Chia-Chin Tsoo & Bih-Yaw Jin

Research Fellow & Professor
National Center for High-Performance Computing, National Applied Research Laboratories & Department of Chemistry, National Taiwan University
Hsinchu, Taiwan & Taipei, Taiwan

Zeolite, a family of aluminosilicate minerals based on the TO4 tetrahedral units, where T is an aluminum or silicon cation and O is an oxygen anion, provides a best example of the minimum inventory/maximum diversity systems of Peter Pearce. A rich variety of zeolite structures can be thought to consist of a few polyhedral building units, such as truncated octahedra, prisms, and dodecahedra, which again are made up of vertex-linked tetrahedra with oxygen anions located at vertices. Here, we show that the mathematical beading can be used to construct the hard-sphere open packing models of these zeolite structures, in which spherical beads represent oxygen anions; while smaller cations hidden inside the tetrahedra are not shown in the model.

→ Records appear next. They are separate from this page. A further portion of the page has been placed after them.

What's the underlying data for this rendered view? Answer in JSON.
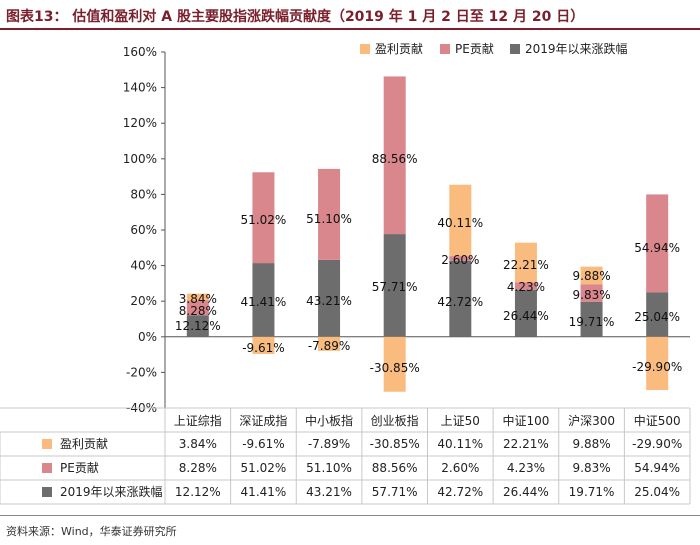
{
  "header": {
    "title": "图表13：  估值和盈利对 A 股主要股指涨跌幅贡献度（2019 年 1 月 2 日至 12 月 20 日）"
  },
  "source": "资料来源：Wind，华泰证券研究所",
  "colors": {
    "profit": "#f9bb7e",
    "pe": "#d9868c",
    "growth": "#6d6d6d",
    "title": "#7a1f2b"
  },
  "chart_data": {
    "type": "bar",
    "stacked": true,
    "categories": [
      "上证综指",
      "深证成指",
      "中小板指",
      "创业板指",
      "上证50",
      "中证100",
      "沪深300",
      "中证500"
    ],
    "series": [
      {
        "name": "盈利贡献",
        "values": [
          3.84,
          -9.61,
          -7.89,
          -30.85,
          40.11,
          22.21,
          9.88,
          -29.9
        ],
        "labels": [
          "3.84%",
          "-9.61%",
          "-7.89%",
          "-30.85%",
          "40.11%",
          "22.21%",
          "9.88%",
          "-29.90%"
        ]
      },
      {
        "name": "PE贡献",
        "values": [
          8.28,
          51.02,
          51.1,
          88.56,
          2.6,
          4.23,
          9.83,
          54.94
        ],
        "labels": [
          "8.28%",
          "51.02%",
          "51.10%",
          "88.56%",
          "2.60%",
          "4.23%",
          "9.83%",
          "54.94%"
        ]
      },
      {
        "name": "2019年以来涨跌幅",
        "values": [
          12.12,
          41.41,
          43.21,
          57.71,
          42.72,
          26.44,
          19.71,
          25.04
        ],
        "labels": [
          "12.12%",
          "41.41%",
          "43.21%",
          "57.71%",
          "42.72%",
          "26.44%",
          "19.71%",
          "25.04%"
        ]
      }
    ],
    "ylim": [
      -40,
      160
    ],
    "yticks": [
      -40,
      -20,
      0,
      20,
      40,
      60,
      80,
      100,
      120,
      140,
      160
    ],
    "ytick_labels": [
      "-40%",
      "-20%",
      "0%",
      "20%",
      "40%",
      "60%",
      "80%",
      "100%",
      "120%",
      "140%",
      "160%"
    ],
    "legend_position": "top",
    "grid": false,
    "data_table": true
  }
}
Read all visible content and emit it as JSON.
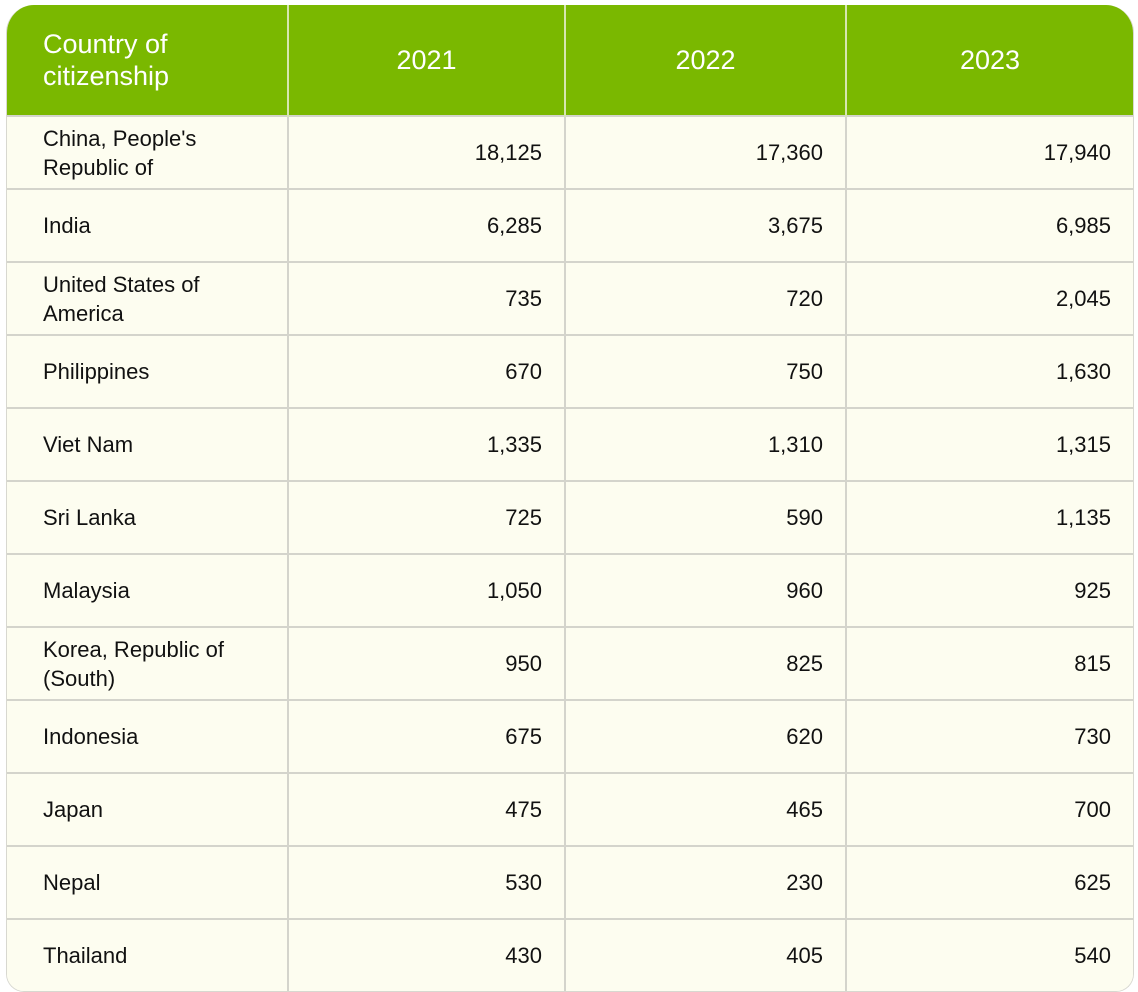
{
  "colors": {
    "header_bg": "#7ab800",
    "body_bg": "#fdfdf0"
  },
  "table": {
    "headers": [
      "Country of citizenship",
      "2021",
      "2022",
      "2023"
    ],
    "rows": [
      [
        "China, People's Republic of",
        "18,125",
        "17,360",
        "17,940"
      ],
      [
        "India",
        "6,285",
        "3,675",
        "6,985"
      ],
      [
        "United States of America",
        "735",
        "720",
        "2,045"
      ],
      [
        "Philippines",
        "670",
        "750",
        "1,630"
      ],
      [
        "Viet Nam",
        "1,335",
        "1,310",
        "1,315"
      ],
      [
        "Sri Lanka",
        "725",
        "590",
        "1,135"
      ],
      [
        "Malaysia",
        "1,050",
        "960",
        "925"
      ],
      [
        "Korea, Republic of (South)",
        "950",
        "825",
        "815"
      ],
      [
        "Indonesia",
        "675",
        "620",
        "730"
      ],
      [
        "Japan",
        "475",
        "465",
        "700"
      ],
      [
        "Nepal",
        "530",
        "230",
        "625"
      ],
      [
        "Thailand",
        "430",
        "405",
        "540"
      ]
    ]
  }
}
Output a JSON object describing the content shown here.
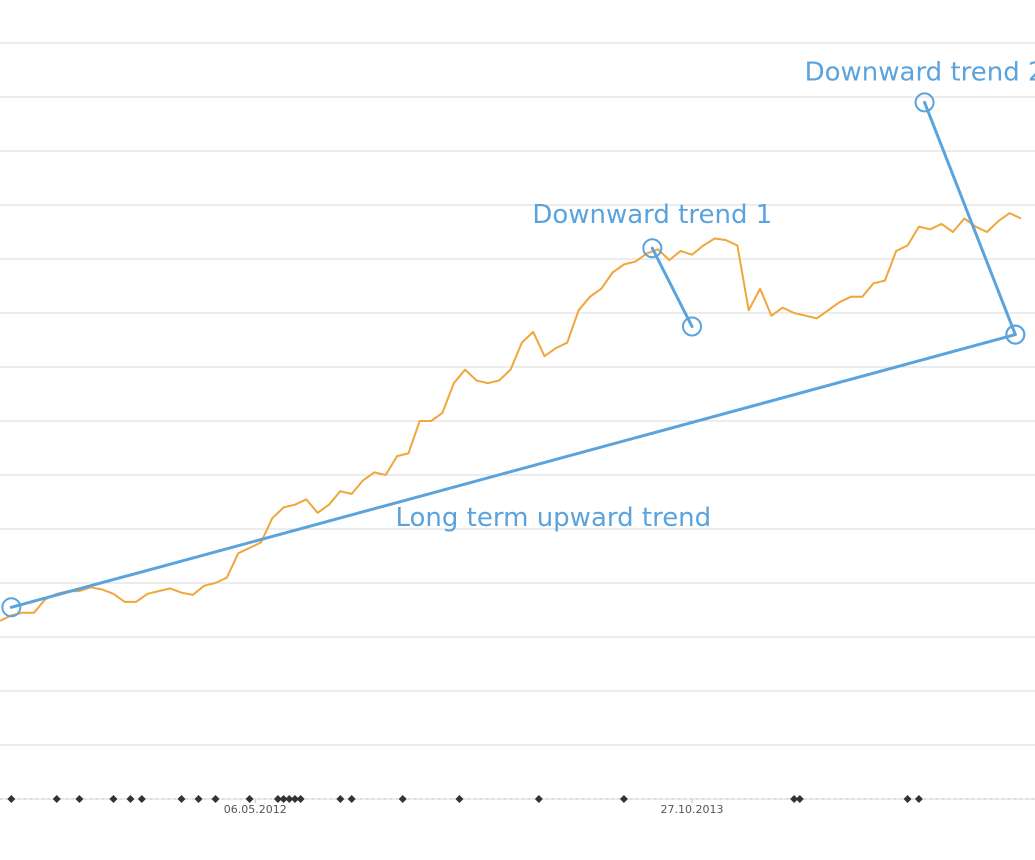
{
  "chart_data": {
    "type": "line",
    "title": "",
    "xlabel": "",
    "ylabel": "",
    "grid": true,
    "legend": "none",
    "x_range": [
      "2011-06-26",
      "2014-12-07"
    ],
    "x_ticks": [
      {
        "date": "2012-05-06",
        "label": "06.05.2012"
      },
      {
        "date": "2013-10-27",
        "label": "27.10.2013"
      }
    ],
    "ylim": [
      0,
      14.5
    ],
    "series": [
      {
        "color": "#f0a63a",
        "points": [
          [
            "2011-06-26",
            3.3
          ],
          [
            "2011-07-10",
            3.4
          ],
          [
            "2011-07-24",
            3.45
          ],
          [
            "2011-08-07",
            3.45
          ],
          [
            "2011-08-21",
            3.7
          ],
          [
            "2011-09-04",
            3.8
          ],
          [
            "2011-09-18",
            3.85
          ],
          [
            "2011-10-02",
            3.85
          ],
          [
            "2011-10-16",
            3.92
          ],
          [
            "2011-10-30",
            3.88
          ],
          [
            "2011-11-13",
            3.8
          ],
          [
            "2011-11-27",
            3.65
          ],
          [
            "2011-12-11",
            3.65
          ],
          [
            "2011-12-25",
            3.8
          ],
          [
            "2012-01-08",
            3.85
          ],
          [
            "2012-01-22",
            3.9
          ],
          [
            "2012-02-05",
            3.82
          ],
          [
            "2012-02-19",
            3.78
          ],
          [
            "2012-03-04",
            3.95
          ],
          [
            "2012-03-18",
            4.0
          ],
          [
            "2012-04-01",
            4.1
          ],
          [
            "2012-04-15",
            4.55
          ],
          [
            "2012-04-29",
            4.65
          ],
          [
            "2012-05-13",
            4.75
          ],
          [
            "2012-05-27",
            5.2
          ],
          [
            "2012-06-10",
            5.4
          ],
          [
            "2012-06-24",
            5.45
          ],
          [
            "2012-07-08",
            5.55
          ],
          [
            "2012-07-22",
            5.3
          ],
          [
            "2012-08-05",
            5.45
          ],
          [
            "2012-08-19",
            5.7
          ],
          [
            "2012-09-02",
            5.65
          ],
          [
            "2012-09-16",
            5.9
          ],
          [
            "2012-09-30",
            6.05
          ],
          [
            "2012-10-14",
            6.0
          ],
          [
            "2012-10-28",
            6.35
          ],
          [
            "2012-11-11",
            6.4
          ],
          [
            "2012-11-25",
            7.0
          ],
          [
            "2012-12-09",
            7.0
          ],
          [
            "2012-12-23",
            7.15
          ],
          [
            "2013-01-06",
            7.7
          ],
          [
            "2013-01-20",
            7.95
          ],
          [
            "2013-02-03",
            7.75
          ],
          [
            "2013-02-17",
            7.7
          ],
          [
            "2013-03-03",
            7.75
          ],
          [
            "2013-03-17",
            7.95
          ],
          [
            "2013-03-31",
            8.45
          ],
          [
            "2013-04-14",
            8.65
          ],
          [
            "2013-04-28",
            8.2
          ],
          [
            "2013-05-12",
            8.35
          ],
          [
            "2013-05-26",
            8.45
          ],
          [
            "2013-06-09",
            9.05
          ],
          [
            "2013-06-23",
            9.3
          ],
          [
            "2013-07-07",
            9.45
          ],
          [
            "2013-07-21",
            9.75
          ],
          [
            "2013-08-04",
            9.9
          ],
          [
            "2013-08-18",
            9.95
          ],
          [
            "2013-09-01",
            10.1
          ],
          [
            "2013-09-15",
            10.18
          ],
          [
            "2013-09-29",
            9.98
          ],
          [
            "2013-10-13",
            10.15
          ],
          [
            "2013-10-27",
            10.08
          ],
          [
            "2013-11-10",
            10.25
          ],
          [
            "2013-11-24",
            10.38
          ],
          [
            "2013-12-08",
            10.35
          ],
          [
            "2013-12-22",
            10.25
          ],
          [
            "2014-01-05",
            9.05
          ],
          [
            "2014-01-19",
            9.45
          ],
          [
            "2014-02-02",
            8.95
          ],
          [
            "2014-02-16",
            9.1
          ],
          [
            "2014-03-02",
            9.0
          ],
          [
            "2014-03-16",
            8.95
          ],
          [
            "2014-03-30",
            8.9
          ],
          [
            "2014-04-13",
            9.05
          ],
          [
            "2014-04-27",
            9.2
          ],
          [
            "2014-05-11",
            9.3
          ],
          [
            "2014-05-25",
            9.3
          ],
          [
            "2014-06-08",
            9.55
          ],
          [
            "2014-06-22",
            9.6
          ],
          [
            "2014-07-06",
            10.15
          ],
          [
            "2014-07-20",
            10.25
          ],
          [
            "2014-08-03",
            10.6
          ],
          [
            "2014-08-17",
            10.55
          ],
          [
            "2014-08-31",
            10.65
          ],
          [
            "2014-09-14",
            10.5
          ],
          [
            "2014-09-28",
            10.75
          ],
          [
            "2014-10-12",
            10.6
          ],
          [
            "2014-10-26",
            10.5
          ],
          [
            "2014-11-09",
            10.7
          ],
          [
            "2014-11-23",
            10.85
          ],
          [
            "2014-12-07",
            10.75
          ]
        ]
      }
    ],
    "trend_lines": [
      {
        "label": "Long term upward trend",
        "from": [
          "2011-07-10",
          3.55
        ],
        "to": [
          "2014-11-30",
          8.6
        ]
      },
      {
        "label": "Downward trend 1",
        "from": [
          "2013-09-08",
          10.2
        ],
        "to": [
          "2013-10-27",
          8.75
        ]
      },
      {
        "label": "Downward trend 2",
        "from": [
          "2014-08-10",
          12.9
        ],
        "to": [
          "2014-11-30",
          8.6
        ]
      }
    ],
    "event_markers": [
      "2011-07-10",
      "2011-09-04",
      "2011-10-02",
      "2011-11-13",
      "2011-12-04",
      "2011-12-18",
      "2012-02-05",
      "2012-02-26",
      "2012-03-18",
      "2012-04-29",
      "2012-06-03",
      "2012-06-10",
      "2012-06-17",
      "2012-06-24",
      "2012-07-01",
      "2012-08-19",
      "2012-09-02",
      "2012-11-04",
      "2013-01-13",
      "2013-04-21",
      "2013-08-04",
      "2014-03-02",
      "2014-03-09",
      "2014-07-20",
      "2014-08-03"
    ]
  }
}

Bead model of Sodalite structure
Bead model of Sodalite structure
20 x 20 x 20 cm
17mm Wooden beads
2015

Sodalite structure can be thought to consist of the space filling tessellation of truncated octahedra, also known as the bitruncated cubic honeycomb, or the Kelvin structure.

Bead model of Zeolite A structure
Bead model of Zeolite A structure
18 x 18 x 18 cm
10mm plastic beads
2015

Zeolite A can be viewed as a space filling tessellation of cubes, truncated octahedra, and truncated cuboctahedra, also known as the cantitruncated cubic honeycomb.